As we approach the end of summer, the overall market sentiment seems to be positive.  However, we still need to see clarity on the main issues which include:

1) The European Debt Crisis – how they handle the immediate shortfall in Greece and will the ECB keep building a better firewall? (update below)

2) U.S. Presidential and other elections – will Congress avert the fiscal cliff by extending the Bush Tax cuts in some way?

3) China is seeing a slowdown – they are likely to ease monetary policy again…will it keep the growth engine moving forward?

These are the main issues that worry investors and business leaders.  Clarity on any of these over the next few months will impact confidence levels.  The S&P 500 is up over 11.5% for the year but the Flow of Funds data still shows that fear is still prominent in the psychology of investors.  Year to date, investors have added $201 Billion to bond funds and have taken $68 Billion out of equities funds (note: these figures do not include hybrid funds).  While the flow out of equity funds does not have a direct correlation to the true demand for equities, it is still a little hard to believe that equities funds continue to have outflows while the market continues to rise.  What typically happens though, is institutional investors make the first move to reposition assets while the masses wait until the fear subsides.  This  usually happens after the markets have moved significantly higher.

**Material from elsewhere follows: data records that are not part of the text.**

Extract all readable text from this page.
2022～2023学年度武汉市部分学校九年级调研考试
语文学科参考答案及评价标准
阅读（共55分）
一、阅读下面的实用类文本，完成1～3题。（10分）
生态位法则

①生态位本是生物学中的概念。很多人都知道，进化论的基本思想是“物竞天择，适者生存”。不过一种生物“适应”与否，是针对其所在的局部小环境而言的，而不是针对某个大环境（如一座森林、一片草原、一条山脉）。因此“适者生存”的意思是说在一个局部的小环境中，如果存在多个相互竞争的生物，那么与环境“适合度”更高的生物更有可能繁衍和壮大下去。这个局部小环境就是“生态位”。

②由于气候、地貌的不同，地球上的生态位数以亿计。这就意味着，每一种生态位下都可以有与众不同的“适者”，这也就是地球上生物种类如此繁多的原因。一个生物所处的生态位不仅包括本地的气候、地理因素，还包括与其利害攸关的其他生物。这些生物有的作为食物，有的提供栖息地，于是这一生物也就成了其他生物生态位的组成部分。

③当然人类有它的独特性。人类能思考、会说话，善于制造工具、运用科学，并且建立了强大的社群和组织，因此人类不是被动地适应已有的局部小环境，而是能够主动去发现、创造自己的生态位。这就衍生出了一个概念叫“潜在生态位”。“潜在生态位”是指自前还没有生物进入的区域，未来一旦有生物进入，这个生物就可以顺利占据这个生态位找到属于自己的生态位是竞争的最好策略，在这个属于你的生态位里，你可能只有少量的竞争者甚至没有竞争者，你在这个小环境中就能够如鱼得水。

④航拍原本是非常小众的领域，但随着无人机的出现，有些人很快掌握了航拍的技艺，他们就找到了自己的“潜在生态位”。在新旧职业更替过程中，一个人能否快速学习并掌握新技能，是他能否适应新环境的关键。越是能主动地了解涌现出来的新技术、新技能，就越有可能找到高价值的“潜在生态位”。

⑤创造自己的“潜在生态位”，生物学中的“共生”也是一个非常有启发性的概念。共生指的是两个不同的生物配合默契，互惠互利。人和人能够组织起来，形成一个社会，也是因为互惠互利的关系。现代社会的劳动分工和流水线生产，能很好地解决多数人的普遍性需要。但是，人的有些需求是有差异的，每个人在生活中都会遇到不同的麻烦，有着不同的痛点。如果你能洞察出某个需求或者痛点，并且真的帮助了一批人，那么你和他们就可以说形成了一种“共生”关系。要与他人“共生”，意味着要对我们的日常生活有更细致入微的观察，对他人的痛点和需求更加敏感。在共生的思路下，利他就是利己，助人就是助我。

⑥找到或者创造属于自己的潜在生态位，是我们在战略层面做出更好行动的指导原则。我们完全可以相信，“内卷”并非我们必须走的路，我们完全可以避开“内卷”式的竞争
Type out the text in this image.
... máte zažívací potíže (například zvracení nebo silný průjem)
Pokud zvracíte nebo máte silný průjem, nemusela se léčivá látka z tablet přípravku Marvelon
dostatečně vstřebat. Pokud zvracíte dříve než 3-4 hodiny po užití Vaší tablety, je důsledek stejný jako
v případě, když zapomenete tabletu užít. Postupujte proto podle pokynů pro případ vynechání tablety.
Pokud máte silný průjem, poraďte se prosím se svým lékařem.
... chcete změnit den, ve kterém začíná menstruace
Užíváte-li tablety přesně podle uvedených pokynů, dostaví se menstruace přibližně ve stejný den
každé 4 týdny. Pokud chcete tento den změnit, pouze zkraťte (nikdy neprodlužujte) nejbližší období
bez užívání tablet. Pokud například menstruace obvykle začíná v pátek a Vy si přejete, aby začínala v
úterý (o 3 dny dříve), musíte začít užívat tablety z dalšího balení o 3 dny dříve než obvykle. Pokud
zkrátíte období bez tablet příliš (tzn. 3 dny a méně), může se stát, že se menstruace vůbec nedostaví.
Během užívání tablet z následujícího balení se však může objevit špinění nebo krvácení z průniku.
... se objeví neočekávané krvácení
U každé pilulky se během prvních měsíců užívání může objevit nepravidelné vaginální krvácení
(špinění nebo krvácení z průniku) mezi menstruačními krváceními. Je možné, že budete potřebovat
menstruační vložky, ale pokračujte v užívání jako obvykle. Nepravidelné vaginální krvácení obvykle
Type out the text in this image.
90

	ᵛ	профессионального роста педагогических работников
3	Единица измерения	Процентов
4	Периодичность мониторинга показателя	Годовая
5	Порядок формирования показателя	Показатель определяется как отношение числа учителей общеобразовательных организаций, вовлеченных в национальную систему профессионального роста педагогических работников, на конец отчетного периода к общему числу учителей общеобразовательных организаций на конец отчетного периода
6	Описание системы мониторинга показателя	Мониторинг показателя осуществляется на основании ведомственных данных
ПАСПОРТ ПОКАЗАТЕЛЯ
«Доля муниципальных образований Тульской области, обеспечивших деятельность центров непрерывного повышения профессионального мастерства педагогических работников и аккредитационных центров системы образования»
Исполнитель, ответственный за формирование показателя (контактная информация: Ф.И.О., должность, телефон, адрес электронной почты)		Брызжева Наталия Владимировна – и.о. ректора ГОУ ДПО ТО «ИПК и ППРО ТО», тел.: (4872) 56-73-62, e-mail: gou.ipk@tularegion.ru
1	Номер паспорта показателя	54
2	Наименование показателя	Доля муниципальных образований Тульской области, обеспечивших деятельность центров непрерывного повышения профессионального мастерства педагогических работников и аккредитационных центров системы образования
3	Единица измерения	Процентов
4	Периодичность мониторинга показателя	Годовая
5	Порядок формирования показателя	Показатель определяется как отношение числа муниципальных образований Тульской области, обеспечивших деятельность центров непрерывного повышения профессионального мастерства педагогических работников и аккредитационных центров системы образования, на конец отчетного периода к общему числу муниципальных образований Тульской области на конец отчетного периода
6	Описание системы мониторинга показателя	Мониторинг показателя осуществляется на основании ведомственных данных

A rotation of money out of Treasury bonds into higher yielding investments could be one of the largest catalysts for stocks in the near future.  With the yields in treasuries being so low, it seems this movement is being held back by a lack of clarity on the issues mentioned above.  In 2008, we saw a period of “panic selling” where investors sold good companies and bad companies, regardless of the price, because the fear levels were so high.  There is an argument that if confidence is restored and investors start rotating assets out of low yielding Treasury Bonds, CDs and Cash, we could see a period of “panic buying” in other asset classes such as dividend paying stocks.  The reason I bring this up is that every day we hear about how the global economy and markets could suffer under various scenarios (i.e. upcoming elections, Europe, etc.), but rarely do we hear about what the outcome would be if we actually get some of the macro issues addressed positively.  Many commentators are going on financial shows and talk about what stocks they recently bought now that the market is up.  These are the same “experts” that said the world was going to end two years in a row and that we were going into a depression as recently as last fall….  My point is that no expert or economist can predict the outcome in Europe or the U.S. elections.  However, what we can focus on is the operating results and balance sheets of the companies and funds we own at Paradigm.  From that perspective, things look a lot better than they have in many years and explains one factor that has driven the market higher in 2012.